Trading didn’t freeze and markets behaved “reasonably well” given the circumstances after Dimon disclosed at least $2 billion in trading losses at JPMorgan’s chief investment office, Moynihan said today at a Manhattan investor conference. Dimon has shown he’s got the skills to handle the affair, said Moynihan, whose Charlotte, North Carolina-based bank ranks second by assets behind New York-based JPMorgan.
“He’ll manage through it and do what he needs to do for the company,” Moynihan, 52, said of Dimon, 56. “It has caused great concern in the markets, but I don’t think it has disrupted the markets.”
Moynihan has disclosed plans to trim as much as $8 billion from expenses and announced 30,000 job cuts last year to boost profit and restore capital. His turnaround efforts have been overshadowed as investors focused on trading losses at JPMorgan. While damage may expand, Dimon told the audience earlier he’s not worried about the ultimate size of the loss and that “there’s no outcome that will be a disaster.”
Open for Business
Markets haven’t “shut down” as some did in response to global turmoil such as the Greek debt crisis or last year’s debate to raise the U.S. debt ceiling, Moynihan said.
“That doesn’t mean it can’t happen but it hasn’t happened yet,” Moynihan said, in answering a question about whether JPMorgan’s efforts to end its money-losing trade may roil markets. Bank of America has become a safer bank after it trimmed or closed units to take risk out of the firm, he said.
Bank of America dropped 2.7 percent to $6.83 at 4 p.m. in New York, leaving it up 23 percent this year, the most in the Dow Jones Industrial Average.
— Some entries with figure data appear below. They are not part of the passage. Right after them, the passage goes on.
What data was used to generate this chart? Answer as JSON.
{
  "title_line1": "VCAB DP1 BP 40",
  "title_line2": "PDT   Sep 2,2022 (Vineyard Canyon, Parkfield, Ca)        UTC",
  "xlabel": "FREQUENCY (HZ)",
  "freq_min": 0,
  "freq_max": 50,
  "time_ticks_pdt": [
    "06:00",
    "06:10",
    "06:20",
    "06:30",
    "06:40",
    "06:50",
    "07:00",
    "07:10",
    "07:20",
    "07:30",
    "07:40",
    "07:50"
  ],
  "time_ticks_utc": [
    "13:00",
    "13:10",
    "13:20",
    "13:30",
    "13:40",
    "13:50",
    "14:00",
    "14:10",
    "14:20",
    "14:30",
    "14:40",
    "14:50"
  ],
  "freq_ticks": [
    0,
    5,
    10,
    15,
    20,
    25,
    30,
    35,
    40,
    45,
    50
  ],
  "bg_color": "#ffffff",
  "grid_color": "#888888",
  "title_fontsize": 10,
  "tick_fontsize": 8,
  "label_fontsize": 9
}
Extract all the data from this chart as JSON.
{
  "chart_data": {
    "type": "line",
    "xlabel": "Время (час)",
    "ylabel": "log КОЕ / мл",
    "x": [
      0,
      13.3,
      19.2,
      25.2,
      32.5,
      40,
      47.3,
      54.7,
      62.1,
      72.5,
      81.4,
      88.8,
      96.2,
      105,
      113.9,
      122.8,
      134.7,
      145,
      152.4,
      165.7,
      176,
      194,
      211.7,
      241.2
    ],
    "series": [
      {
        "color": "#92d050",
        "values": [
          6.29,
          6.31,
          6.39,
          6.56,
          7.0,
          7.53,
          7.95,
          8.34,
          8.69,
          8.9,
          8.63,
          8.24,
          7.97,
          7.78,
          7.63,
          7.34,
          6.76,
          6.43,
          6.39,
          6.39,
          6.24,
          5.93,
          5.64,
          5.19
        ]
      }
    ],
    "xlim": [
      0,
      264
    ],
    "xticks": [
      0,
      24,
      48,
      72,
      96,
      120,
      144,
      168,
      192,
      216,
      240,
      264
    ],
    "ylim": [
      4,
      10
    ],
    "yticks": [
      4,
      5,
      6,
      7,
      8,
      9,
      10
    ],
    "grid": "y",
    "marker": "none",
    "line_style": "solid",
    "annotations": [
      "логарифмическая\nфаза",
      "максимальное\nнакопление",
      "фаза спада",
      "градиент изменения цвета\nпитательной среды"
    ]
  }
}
The stock fell 58 percent in 2011.
JPMorgan is under pressure from investors and regulators to explain how the chief investment office, which is assigned to manage excess cash while minimizing risk, made wrong-way bets on illiquid credit derivatives, some of them so large that they distorted market prices. Even if the loss gets bigger, the affair is an “isolated event” and the ensuing investigations aren’t likely to find any big surprises, Dimon said.
JPMorgan is in no rush to unwind its holdings, even if adverse market moves produce bigger losses in the short term, Dimon said.
Good Behavior
“Do we worry about it? 100 percent,” Moynihan said. “Do we worry about it all the time? Absolutely. Do we have lots of people worrying about it for us? Yes, but the answer is the markets have behaved reasonably well.”
Bank of America has finished work on Phase 2 of its cost- cutting program, dubbed Project New BAC, which concerns reductions at the investment banking and trading subsidiaries run by Thomas Montag, Moynihan said. While he didn’t formally announce reductions in those operations yet, they’ll be spread among junior and senior employees, a person with knowledge of the matter has said. The first phase of Project New BAC focused on retail and technology.
In March, Bank of America cut debt and equity traders and salespeople, including more than half a dozen in mortgages. The entire bank had 278,688 full-time workers as of March 31.
Moynihan has said he’s counting on trading units to help revive income at the lender, whose consumer operations have been hobbled by more than $40 billion of expenses tied to faulty mortgages. Montag’s subsidiaries swung to a profit in the first quarter, with positive trading revenue every day.